A Polonia me unen varios afectos un poco arbitrarios, diría yo, como los que se tienen con las cosas que se quieren naturalmente. En primer lugar, cierta sangre subterránea que me llega en hilos por los Ezerkaukis, un apellido que anidó en mis raíces letonas hace un par de generaciones, al menos en las ramas del árbol que me dibujó mi abuela Astrida hace unos años. Luego, me estrechó a ese lugar una amiga polaca que conocí en Italia y que quería ser escritora. Por ese tiempo, leí una frase de Steiner sobre Varsovia en la que me parecía que podía estar hablando lo mismo de la Riga que yo había visitado a los dieciocho años y que sufrieron mis abuelos:
«Hermosa como la ciudad de Varsovia da la impresión de un montaje escénico. Es como si la luz de las cornisas no se hubiera restaurado, como si el aire fuera inapropiado y llevara consigo aún cierta carga del fuego anterior».
Riga, que era la joya del Báltico, la «pequeña París» de los cuarenta, una cuarentona regia de la que abusaron los soviéticos y dejaron esquirlada. Ese año que visité Riga, en el piso de Terbata iela, tuve un sueño que transcurría en Polonia al que se unió, finalmente, una voz: la voz de una mujer como Varsovia o como Riga o como Wislawa.
La escuché por primera vez de la boca de un hombre, del poeta venezolano Rafael Cadenas, recitando fragmentos de «Odio», un poema que circuló en Papel Literario y que él compartió en un taller. Wislawa Szymborska conocía a Cadenas, había leído su poesía en una traducción al francés. Así me contó el profesor Marco Rodríguez del Camino en una historia que sorprendió al mismo Cadenas.
Steiner habla del fuego presentido en Varsovia, en Riga, de «cierta carga del fuego anterior» que, sin embargo, permanece vivo en Wislawa. Al modo de una Casandra, en cuya mirada sigue ardiendo Troya, Varsovia:
Soy yo, Casandra.
Y esta es mi ciudad convertida en cenizas.
Y este es mi báculo y mis cintas de vidente.

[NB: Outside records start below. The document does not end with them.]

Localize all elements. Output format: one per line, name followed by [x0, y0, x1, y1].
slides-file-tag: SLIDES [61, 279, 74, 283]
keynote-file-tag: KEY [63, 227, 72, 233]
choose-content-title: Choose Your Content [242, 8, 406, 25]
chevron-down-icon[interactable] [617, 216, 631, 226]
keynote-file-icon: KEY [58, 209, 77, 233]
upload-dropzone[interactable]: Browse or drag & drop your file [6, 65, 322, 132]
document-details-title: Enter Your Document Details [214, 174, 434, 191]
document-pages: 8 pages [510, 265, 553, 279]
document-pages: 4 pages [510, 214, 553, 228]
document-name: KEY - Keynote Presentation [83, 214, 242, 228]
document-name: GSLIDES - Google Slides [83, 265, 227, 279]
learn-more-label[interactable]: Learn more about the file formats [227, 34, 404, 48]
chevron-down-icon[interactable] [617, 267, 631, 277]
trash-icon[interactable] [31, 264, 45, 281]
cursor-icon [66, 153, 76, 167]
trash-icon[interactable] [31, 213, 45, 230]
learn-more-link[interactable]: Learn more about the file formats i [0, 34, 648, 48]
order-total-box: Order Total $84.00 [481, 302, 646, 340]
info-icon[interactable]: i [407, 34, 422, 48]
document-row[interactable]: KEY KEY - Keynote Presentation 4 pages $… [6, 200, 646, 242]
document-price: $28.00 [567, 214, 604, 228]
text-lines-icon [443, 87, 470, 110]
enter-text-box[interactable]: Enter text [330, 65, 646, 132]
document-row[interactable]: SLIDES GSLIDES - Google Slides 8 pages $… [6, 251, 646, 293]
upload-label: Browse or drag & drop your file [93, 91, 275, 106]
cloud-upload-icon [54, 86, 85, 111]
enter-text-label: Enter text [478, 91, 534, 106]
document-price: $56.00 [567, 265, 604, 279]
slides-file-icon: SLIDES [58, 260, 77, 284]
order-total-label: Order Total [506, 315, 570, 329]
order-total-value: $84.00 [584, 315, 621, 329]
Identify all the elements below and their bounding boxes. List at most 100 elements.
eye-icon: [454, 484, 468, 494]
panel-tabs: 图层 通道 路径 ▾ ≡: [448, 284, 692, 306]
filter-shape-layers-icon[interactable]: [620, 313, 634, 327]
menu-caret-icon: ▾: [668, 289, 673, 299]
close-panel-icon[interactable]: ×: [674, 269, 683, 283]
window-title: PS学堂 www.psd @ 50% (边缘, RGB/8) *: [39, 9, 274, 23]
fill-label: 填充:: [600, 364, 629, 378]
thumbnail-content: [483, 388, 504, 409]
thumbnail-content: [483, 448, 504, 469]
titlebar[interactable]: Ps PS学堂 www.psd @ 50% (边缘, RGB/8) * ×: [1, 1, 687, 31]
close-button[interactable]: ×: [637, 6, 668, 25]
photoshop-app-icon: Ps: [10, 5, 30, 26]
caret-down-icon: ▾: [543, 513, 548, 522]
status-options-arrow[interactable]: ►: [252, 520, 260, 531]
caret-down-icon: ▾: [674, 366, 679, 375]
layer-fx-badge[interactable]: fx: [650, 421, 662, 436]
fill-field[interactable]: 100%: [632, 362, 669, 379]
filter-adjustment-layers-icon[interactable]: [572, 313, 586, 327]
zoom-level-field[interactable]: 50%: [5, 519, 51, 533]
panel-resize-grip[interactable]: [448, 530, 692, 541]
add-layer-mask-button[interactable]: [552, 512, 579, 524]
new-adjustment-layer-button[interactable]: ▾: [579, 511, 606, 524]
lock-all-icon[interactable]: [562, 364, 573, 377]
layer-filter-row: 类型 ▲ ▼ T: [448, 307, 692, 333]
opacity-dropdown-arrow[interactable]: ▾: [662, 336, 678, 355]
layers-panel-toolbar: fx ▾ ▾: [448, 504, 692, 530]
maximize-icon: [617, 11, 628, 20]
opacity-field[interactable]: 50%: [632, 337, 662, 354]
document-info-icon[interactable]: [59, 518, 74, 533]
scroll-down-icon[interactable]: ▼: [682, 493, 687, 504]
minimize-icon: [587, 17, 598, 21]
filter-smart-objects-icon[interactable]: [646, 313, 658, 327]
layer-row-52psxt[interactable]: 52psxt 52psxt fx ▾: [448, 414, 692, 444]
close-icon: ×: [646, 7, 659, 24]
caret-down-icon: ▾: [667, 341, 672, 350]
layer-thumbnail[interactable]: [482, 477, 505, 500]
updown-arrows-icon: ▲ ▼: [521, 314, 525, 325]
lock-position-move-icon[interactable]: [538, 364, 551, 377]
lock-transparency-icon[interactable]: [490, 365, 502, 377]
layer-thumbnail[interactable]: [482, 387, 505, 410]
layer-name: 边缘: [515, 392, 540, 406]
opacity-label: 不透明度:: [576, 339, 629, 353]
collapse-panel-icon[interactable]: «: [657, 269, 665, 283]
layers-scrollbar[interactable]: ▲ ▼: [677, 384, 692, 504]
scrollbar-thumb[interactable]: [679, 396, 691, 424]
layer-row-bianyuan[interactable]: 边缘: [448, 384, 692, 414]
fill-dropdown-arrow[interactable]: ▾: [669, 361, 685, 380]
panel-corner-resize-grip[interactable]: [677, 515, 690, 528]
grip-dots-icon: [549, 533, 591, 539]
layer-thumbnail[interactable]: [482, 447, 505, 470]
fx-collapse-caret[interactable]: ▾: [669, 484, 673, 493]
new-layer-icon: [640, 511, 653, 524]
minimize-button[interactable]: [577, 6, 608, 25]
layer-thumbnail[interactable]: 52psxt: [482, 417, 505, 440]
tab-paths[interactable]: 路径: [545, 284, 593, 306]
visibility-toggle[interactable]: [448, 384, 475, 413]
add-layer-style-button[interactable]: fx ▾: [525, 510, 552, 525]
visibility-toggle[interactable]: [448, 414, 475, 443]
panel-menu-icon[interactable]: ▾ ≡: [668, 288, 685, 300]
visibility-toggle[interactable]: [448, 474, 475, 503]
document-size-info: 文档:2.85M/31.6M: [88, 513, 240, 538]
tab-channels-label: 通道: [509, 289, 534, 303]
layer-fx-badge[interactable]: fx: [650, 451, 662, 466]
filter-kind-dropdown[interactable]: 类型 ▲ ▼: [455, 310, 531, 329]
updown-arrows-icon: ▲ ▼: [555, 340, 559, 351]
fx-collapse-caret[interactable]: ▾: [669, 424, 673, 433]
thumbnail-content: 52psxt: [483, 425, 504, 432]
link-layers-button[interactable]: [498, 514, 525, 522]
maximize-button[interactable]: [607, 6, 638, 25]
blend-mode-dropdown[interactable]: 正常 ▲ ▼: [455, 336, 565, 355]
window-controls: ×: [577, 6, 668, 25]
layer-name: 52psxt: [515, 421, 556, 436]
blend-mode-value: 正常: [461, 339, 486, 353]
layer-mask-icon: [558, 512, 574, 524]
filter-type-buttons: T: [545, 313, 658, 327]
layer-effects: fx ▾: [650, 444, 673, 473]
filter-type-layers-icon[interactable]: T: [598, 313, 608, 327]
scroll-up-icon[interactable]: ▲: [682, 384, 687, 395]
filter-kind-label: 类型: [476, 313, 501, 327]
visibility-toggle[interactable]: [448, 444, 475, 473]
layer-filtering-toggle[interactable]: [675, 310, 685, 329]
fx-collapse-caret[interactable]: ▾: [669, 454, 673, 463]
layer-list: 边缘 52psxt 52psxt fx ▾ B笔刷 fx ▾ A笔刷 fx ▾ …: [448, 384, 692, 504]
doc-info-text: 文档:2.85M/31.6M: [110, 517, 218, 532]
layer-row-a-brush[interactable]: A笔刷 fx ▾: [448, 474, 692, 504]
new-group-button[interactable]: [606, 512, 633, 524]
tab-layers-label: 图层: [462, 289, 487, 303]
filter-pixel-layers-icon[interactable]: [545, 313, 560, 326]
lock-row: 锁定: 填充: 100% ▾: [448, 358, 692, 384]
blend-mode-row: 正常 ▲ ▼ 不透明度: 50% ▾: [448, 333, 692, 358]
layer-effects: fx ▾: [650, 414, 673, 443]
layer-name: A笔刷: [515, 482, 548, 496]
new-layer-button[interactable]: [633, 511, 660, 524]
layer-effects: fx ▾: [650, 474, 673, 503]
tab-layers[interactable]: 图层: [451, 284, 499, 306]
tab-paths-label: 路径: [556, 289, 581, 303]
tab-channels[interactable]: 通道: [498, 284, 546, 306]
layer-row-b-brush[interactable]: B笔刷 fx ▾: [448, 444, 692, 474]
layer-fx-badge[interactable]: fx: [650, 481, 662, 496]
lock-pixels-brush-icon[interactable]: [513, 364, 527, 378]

Y esta es mi cabeza llena de dudas.
Quizá lo que más me asombre de Szymborska sea el fulgor de ese fuego, pero de un fuego, de una pasión que duda: ese fuego vacilante de Wislawa. A veces da la sensación de que todo cuanto ha escrito —en una poesía directa, descarnada— avanza sin oscilar en su forma de «aire inapropiado», y supone un hallazgo descubrir que su fuego es un fuego balbuciente, el fuego de una poeta que arrulló la duda, la perplejidad. «Los poetas, si son genuinos, deben repetirse constantemente: “No sé”», escribió en su discurso para el Nobel en 1996. «Esta es la razón por la cual valoro tanto esa diminuta frase: “No sé”. Es pequeña, pero vuela con alas poderosas. (…) Si Isaac Newton nunca se hubiese dicho “No sé”, las manzanas en su huerto hubiesen caído como granizo y, a lo sumo, se hubiese inclinado a recogerlas y apenas las hubiese devorado con gusto».
«Hermosa como la ciudad de Varsovia —decía Steiner— da la impresión de un montaje escénico». Un montaje escénico al que Wislawa asistió en el sexto acto:
Para mí, lo esencial de una tragedia es el sexto acto:
el resucitar de los muertos en la batalla del escenario,
el retocar pelucas y vestuario,
el arrancar el puñal del pecho,
el quitar la soga del cuello,
el unirse en fila a los vivos
de cara al público.
Saludos individuales y colectivos:
la mano blanca en el corazón herido,
la reverencia del suicida,
la inclinación de la cabeza cortada.
(...)
El milagroso retorno de los desaparecidos sin rastro.
El milagroso retorno de los desaparecidos sin rastro.
Pensar que entre bastidores han aguardado pacientes,
sin quitarse las vestimentas,
sin limpiarse el colorete,
me conmueve más que los monólogos de una tragedia.
Pero lo en verdad solemne es la bajada del telón
y lo que se sigue viendo por una estrecha rendija:
aquí una mano que se precipita hacia una flor,
allá otra mano recoge la espada caída.
Y sólo entonces una tercera mano, la invisible,
cumple con su cometido:
me agarra por el cuello.
Yo tuve un sueño. Y la voz de una mujer como Varsovia, como Riga, como Wislawa.